You'll only notice point two if you know a little something about Muslim theology (keep in mind that the Church has been dealing with Muslims, sometimes at the point of a sword, since at least 632, so She has some passing acquaintance with Muslim theology).
You see, both Christians and Muslims believe that Jesus is the Judge on the Day of Judgement.
But, of course, Muslims don't think Jesus is God while Christians know He is.
So, when CCC #841 says "together with us they adore the one merciful God, mankind's judge on the last day", the CCC affirms that Jesus is God and essentially says that the God the Muslims worship MUST be Trinitarian (or He wouldn't be God).
To put it another way, since Jesus is God, He is necessarily Judge.
Muslims believe Jesus is Judge, then insofar as they understand that He is Judge, while they may not realize it (because they aren't too bright), by saying Jesus is Judge they admit that He is God.
In short, the CCC says Muslim theology and Christology is terminally screwed up. The CCC is slamming the Muslims for being ignorant slobs, but it's doing it in the nicest possible way.
And, since it is in the CCC, this statement that Muslim Christology is WRONG is a point of Catholic doctrine - that is, all Catholics must accept and believe that Muslim theology is wrong.
Now, why would the CCC be so delicate in how it phrases things?
Keep in mind that in 2000 years, there have been a total of TWO(2) - count 'em, TWO - universal catechisms.
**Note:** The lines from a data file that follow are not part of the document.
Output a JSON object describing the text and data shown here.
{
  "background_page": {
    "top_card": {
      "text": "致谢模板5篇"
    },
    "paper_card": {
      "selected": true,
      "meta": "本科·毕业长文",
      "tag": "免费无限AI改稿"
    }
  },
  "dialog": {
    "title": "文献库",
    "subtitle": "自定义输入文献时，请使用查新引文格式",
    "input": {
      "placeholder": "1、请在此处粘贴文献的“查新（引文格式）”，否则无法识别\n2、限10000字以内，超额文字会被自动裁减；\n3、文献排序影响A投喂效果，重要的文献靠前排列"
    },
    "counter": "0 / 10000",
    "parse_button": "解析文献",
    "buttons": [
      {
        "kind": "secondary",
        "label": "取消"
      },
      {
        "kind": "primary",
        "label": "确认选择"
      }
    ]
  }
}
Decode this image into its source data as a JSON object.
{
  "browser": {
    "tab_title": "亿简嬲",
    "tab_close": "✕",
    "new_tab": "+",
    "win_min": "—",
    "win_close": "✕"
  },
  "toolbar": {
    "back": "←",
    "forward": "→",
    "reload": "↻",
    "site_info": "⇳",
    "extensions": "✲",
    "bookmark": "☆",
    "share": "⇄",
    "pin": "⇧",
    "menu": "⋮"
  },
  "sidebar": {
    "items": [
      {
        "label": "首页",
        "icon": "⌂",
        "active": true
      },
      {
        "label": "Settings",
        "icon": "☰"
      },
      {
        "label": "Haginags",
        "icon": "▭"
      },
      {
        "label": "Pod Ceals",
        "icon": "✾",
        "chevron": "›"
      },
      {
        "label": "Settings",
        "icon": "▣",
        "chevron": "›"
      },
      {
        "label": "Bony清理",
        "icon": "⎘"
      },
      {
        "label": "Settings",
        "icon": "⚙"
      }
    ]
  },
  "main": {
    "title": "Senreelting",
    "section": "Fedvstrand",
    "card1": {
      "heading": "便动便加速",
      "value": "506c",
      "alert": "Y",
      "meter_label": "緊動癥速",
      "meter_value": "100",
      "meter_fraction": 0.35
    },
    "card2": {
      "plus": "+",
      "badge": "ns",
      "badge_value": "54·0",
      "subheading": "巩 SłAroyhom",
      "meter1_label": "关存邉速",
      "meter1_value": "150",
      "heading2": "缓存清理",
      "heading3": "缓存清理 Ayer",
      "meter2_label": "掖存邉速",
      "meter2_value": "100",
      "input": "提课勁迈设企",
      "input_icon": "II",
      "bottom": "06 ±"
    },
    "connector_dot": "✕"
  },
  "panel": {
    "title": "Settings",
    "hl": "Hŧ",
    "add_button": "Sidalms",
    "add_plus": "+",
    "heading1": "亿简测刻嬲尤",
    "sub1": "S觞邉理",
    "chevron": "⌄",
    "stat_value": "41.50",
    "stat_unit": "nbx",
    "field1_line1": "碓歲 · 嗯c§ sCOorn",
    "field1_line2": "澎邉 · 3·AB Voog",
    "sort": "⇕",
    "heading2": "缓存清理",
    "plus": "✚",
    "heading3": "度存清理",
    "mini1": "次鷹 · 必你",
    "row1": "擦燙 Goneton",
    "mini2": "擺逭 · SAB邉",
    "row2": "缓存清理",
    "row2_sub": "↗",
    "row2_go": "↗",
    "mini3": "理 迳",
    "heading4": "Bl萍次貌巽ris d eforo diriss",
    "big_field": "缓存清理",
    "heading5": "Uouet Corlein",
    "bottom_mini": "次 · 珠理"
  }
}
The first came after the Council of Trent and served for nearly 400 years by itself. It is still considered an authoritative reference on doctrine - nothing in it is abrogated.
This new catechism will undoubtedly be in service for centuries as well. Who knows who will read it in the future or what chips may be on which shoulders when it is read? So, the newest CCC figures discretion is the better part of wisdom.
It says as many nice things as it can about non-Christian faiths. There's a lot of nice things that can be said about Jewish theology and... well... what can be said nicely about Muslim theology was said as nicely as possible, considering what theological schlubs Muslims are.
You have to be REALLY careful when you read Church documents.
They often say things in a way that is not obvious until you get into parsing the exact way a thing is said.